Pour vous faire une idée plus précise de ce qu’est «l’effet tunnel», à titre d’illustration, je vous suggère de regarder la vidéo qui suit. Au-delà de leur côté caricatural, les cas de double knockout sont assurément parmi les conséquences les plus éloquentes de ce syndrome.

Le phénomène appelé «l’effet tunnel» peut sembler purement théorique et abstrait. Pourtant, il est bien réel. Pour en simplifier la compréhension, je vous présente quatre cas bien concrets. Ce sont d’ailleurs des situations auxquelles je suis confronté régulièrement.

Lors d’une séance de sparring (combat d’entraînement) que je supervise, l’un des boxeurs encaisse un coup de plein fouet. J’interrompt alors le sparring et je demande à ce boxeur ce qui s’est passé. En principe, il me donnera l’une des quatre explications suivantes :  

  1. J’ai vu venir le coup de poing, mais ce coup était trop rapide pour que je puisse réagir.
  2. J’ai vu venir ce coup de poing, mais j’ai réagi de la mauvaise façon (ex: j’ai déplacé ma garde au mauvais endroit).
  3. J’ai vu venir le coup de poing, mais j’ai figé.
  4. Je n’ai jamais vu venir ce coup de poing.

Il est à fort à penser que les explications données à 3 et 4 indiquaient la présence de «l’effet tunnel». Vous comprendrez que pour chacune des réponses, l’entraîneur devrait apporter un type de rétroaction différent (feedback). 

Comme vous vous en doutez, c’est véritablement au tout début de l’apprentissage des boxeurs amateurs que les diverses manifestations de «l’effet tunnel» sont les plus perceptibles. Ce phénomène physiologique (et psychologique) apparaît alors d’autant plus naturel. 

Mais ce n’est pas parce que ce phénomène est naturel qu’il ne doit pas être contrôlé. Même si quelques boxeurs amateurs parviennent par eux-mêmes à le réguler jusqu’à un certain point, une supervision bienveillante de l’entraîneur demeure essentielle pour amoindrir plusieurs des écueils provoqués par ce phénomène. Laissés à eux-mêmes, les boxeurs novices risquent particulièrement d’en payer le prix fort.  

Dans mon premier article intitulé : https://boxingtownquebec.ca/leffet-tunnel-chez-les-boxeurs/, j’ai décrit «l’effet tunnel» sous l’angle du boxeur professionnel. Dans le présent texte, je concentrerai plutôt mon approche du point de vue des boxeurs amateurs, notamment ceux qui ont été initiés à cette discipline sportive depuis peu. Je compte alors insister sur les mises en garde appropriées que les entraîneurs peuvent et doivent dispenser auprès de leurs athlètes dans de telles situations.
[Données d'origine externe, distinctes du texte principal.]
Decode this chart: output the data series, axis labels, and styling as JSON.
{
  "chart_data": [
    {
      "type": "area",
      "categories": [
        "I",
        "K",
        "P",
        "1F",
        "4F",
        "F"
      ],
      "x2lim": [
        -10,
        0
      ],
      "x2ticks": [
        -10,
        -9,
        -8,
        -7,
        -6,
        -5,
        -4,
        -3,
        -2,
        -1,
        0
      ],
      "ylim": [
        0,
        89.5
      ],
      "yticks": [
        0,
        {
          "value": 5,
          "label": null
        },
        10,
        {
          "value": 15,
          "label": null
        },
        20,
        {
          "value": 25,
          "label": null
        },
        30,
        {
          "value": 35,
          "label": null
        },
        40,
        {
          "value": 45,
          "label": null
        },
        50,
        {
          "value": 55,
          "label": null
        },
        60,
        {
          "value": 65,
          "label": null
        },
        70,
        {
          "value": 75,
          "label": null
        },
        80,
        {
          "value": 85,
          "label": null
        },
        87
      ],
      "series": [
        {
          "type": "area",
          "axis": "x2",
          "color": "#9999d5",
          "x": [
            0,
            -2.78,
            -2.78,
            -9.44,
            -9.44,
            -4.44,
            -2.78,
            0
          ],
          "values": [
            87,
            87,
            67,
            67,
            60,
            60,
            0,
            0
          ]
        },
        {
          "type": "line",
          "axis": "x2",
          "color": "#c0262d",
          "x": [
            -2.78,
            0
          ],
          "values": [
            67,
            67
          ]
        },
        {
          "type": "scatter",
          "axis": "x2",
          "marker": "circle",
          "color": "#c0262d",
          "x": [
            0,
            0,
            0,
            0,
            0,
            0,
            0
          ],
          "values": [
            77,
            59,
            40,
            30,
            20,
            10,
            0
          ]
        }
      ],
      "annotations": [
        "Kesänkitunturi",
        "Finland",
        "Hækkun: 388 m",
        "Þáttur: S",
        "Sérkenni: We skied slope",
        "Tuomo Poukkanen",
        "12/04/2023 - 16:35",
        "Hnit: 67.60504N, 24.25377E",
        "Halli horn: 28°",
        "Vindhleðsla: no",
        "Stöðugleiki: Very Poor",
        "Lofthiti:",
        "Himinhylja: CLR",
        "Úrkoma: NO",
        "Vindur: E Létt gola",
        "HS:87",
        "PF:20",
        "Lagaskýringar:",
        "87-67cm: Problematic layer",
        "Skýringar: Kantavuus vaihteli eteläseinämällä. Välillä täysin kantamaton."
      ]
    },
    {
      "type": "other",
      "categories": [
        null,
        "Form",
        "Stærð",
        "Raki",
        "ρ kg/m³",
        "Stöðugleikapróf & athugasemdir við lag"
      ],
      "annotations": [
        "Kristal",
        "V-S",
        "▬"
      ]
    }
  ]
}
Comme on sait, le stress a été identifié comme étant à l’origine de «l’effet tunnel». Mais la question est plus complexe qu’il n’y paraît à première vue. C’est que le stress peut prendre différentes formes. Voyons cela de plus près.

LE STRESS LIÉ À LA PEUR

La peur est l’une des principales formes de stress pouvant provoquer l’apparition de «l’effet tunnel» chez le boxeur novice. Mais ce n’est pas seulement le fait de combattre un adversaire qui est en cause ici. En réalité, la peur de mal faire (ou de mal paraître) peut avoir un impact tout aussi dévastateur.  

Lors de leurs premiers combats, au son de la cloche jusqu’à la fin de chaque round, la plupart des boxeurs novices ont pour réaction de bloquer inconsciemment leur respiration. Tout en étant anormalement crispés, leurs gestes habituellement harmonieux sont alors soumis à une perte de coordination. Très souvent, ils n’entendent pas distinctement les semonces de l’arbitre pas plus que les cris provenant de leur coin. 
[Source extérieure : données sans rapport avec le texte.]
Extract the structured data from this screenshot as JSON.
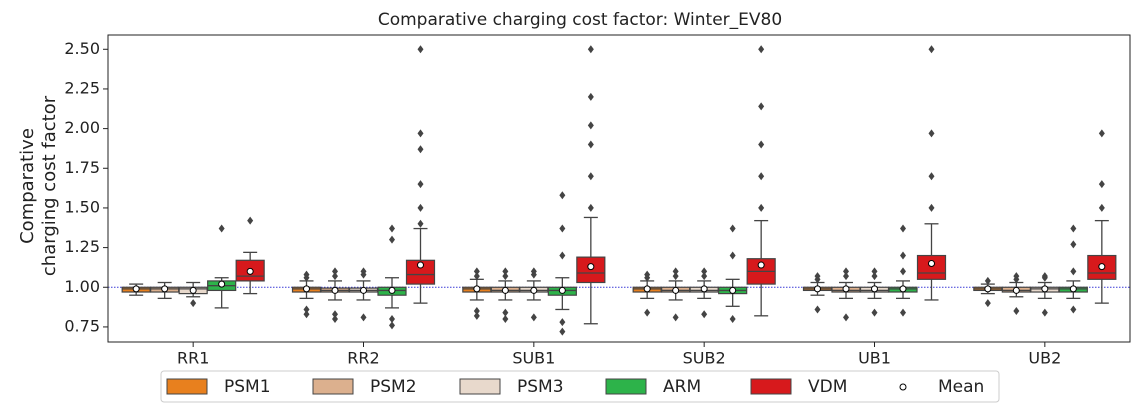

Après l’affrontement, plusieurs d’entre eux ne se souviennent pas du combat dans son entier. Ils en parlent avec une certaine confusion. Enfin, ils n’ont aucun souvenir précis des directives exprimées entre les rounds par leur entraîneur. 

Plusieurs de ces aspects du stress disparaîtront au bout de quelques combats. Les boxeurs se seront alors adaptés. Mais en réalité, une infime partie de boxeurs novices vont persister. La plupart vont abandonner croyant que ce sport est trop stressant. D’où l’importance de discuter avec eux au préalable de l’apparition probable de ce syndrome, mais aussi de la disparition éventuelle de plusieurs de ses effets. 

Tout particulièrement à l’égard de ce boxeur novice que le stress gruge de l’intérieur, l’entraîneur futé le soumettra à la pression de façon graduelle. Par exemple, tout juste avant d’effectuer son premier combat, ce novice pourrait effectuer un sparring (combat d’entraînement) dans un club de boxe qui n’est pas le sien. Cela le soumettrait à un peu plus de pression que s’il le faisait à son gymnase.

Comme prochaine étape, le premier combat à être effectué pourrait en être un de démonstration. Vu qu’il n’y a aucune décision rendue en faveur de l’un ou l’autre des boxeurs dans un tel affrontement, le stress serait définitivement moindre. Enfin, pour ce qui est du novice hanté par la peur de mal paraître, il serait indiqué que son premier combat (avec décision) soit effectué ailleurs que devant ses partisans.  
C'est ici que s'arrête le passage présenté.